San Juan is one of a welter of islands and islets off the northwestern corner of Washington state, itself in the northwestern corner of the US. It is cradled by a British Columbian archipelago; Canada reaches down and embraces Washington state. And that was the problem, before the border was definitively set.
San Juan is – well, not worthless, but its only real industries are farming and tourism. Barely more than 2,000 souls live there. But some 37 years after the War of 1812, it threatened to become a flashpoint that would renew American and British hostilities.
It was a classic case of escalation, and it’s comedic in retrospect. An American squatter shot an Irishman’s pig on the British-held island. When authorities threated to arrest the squatter, local US settlers reacted with righteous indignation, bolstered by loose cannons in the American military who wanted to embroil their country in war. Their goal was that, when the US Civil War finally began, Lincoln and the North – faced with two conflicts – would quickly surrender.
Both countries sent more and more troops. Diplomats, all of whom knew the stakes, laboured mightily to prevent “collision” (the word “war” was seldom if ever mentioned). However, Americans on the ground only made things worse. The matter was finally resolved thanks only to arbitration by Kaiser Wilhelm I.

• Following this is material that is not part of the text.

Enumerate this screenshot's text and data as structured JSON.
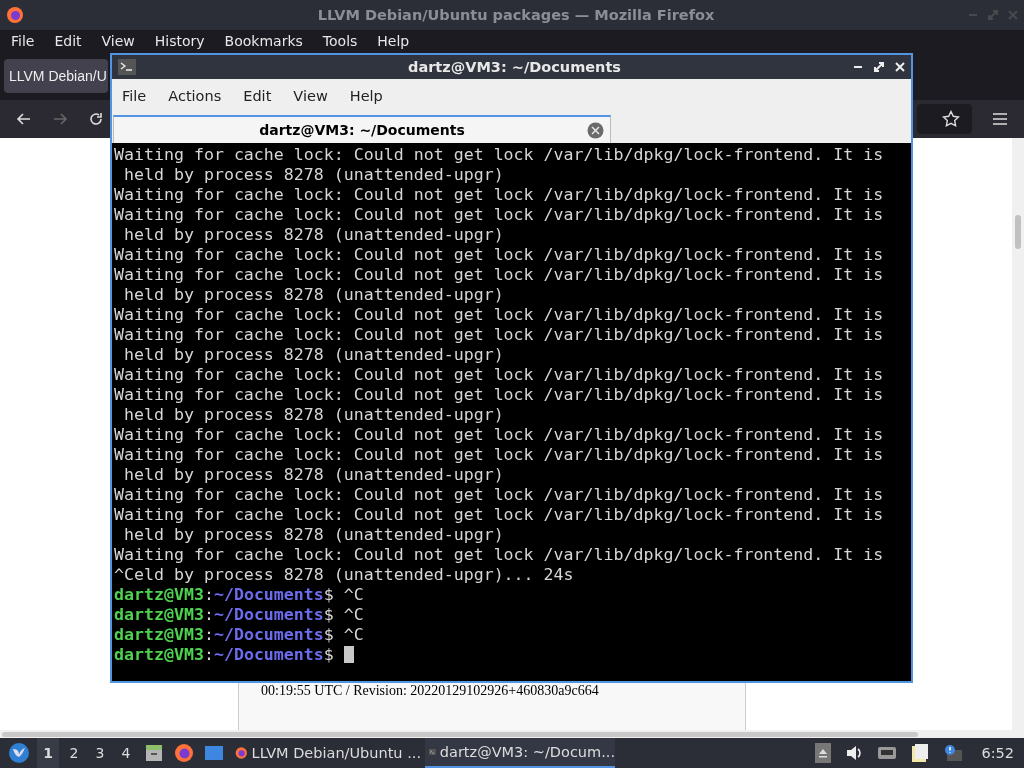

Coleman, a former Royal Naval officer, presents a detailed, concise and fascinating study of the entire affair. He gets on wobbly ground, however, with his conclusions. He offers the Pig War as an early example of American imperialism, the first in a series of ever larger land-grabs, culminating in World War I, which saw “America presented with a perfect opportunity to weaken British influence in the world.” Speaking as an American: Gee, sorry we interfered with your Great War when it was going so well.
More seriously, interpreting a foolish dispute as imperialism on the eve of Britain’s most expansionist period is the pot calling the kettle black. And it ruins Coleman’s thesis: It was indeed “the most perfect war”, and the conduct of those in power, who fought so valiantly to prevent “collision,” is a tribute to sanity. If only all heads were so cool and all warfare so civilised!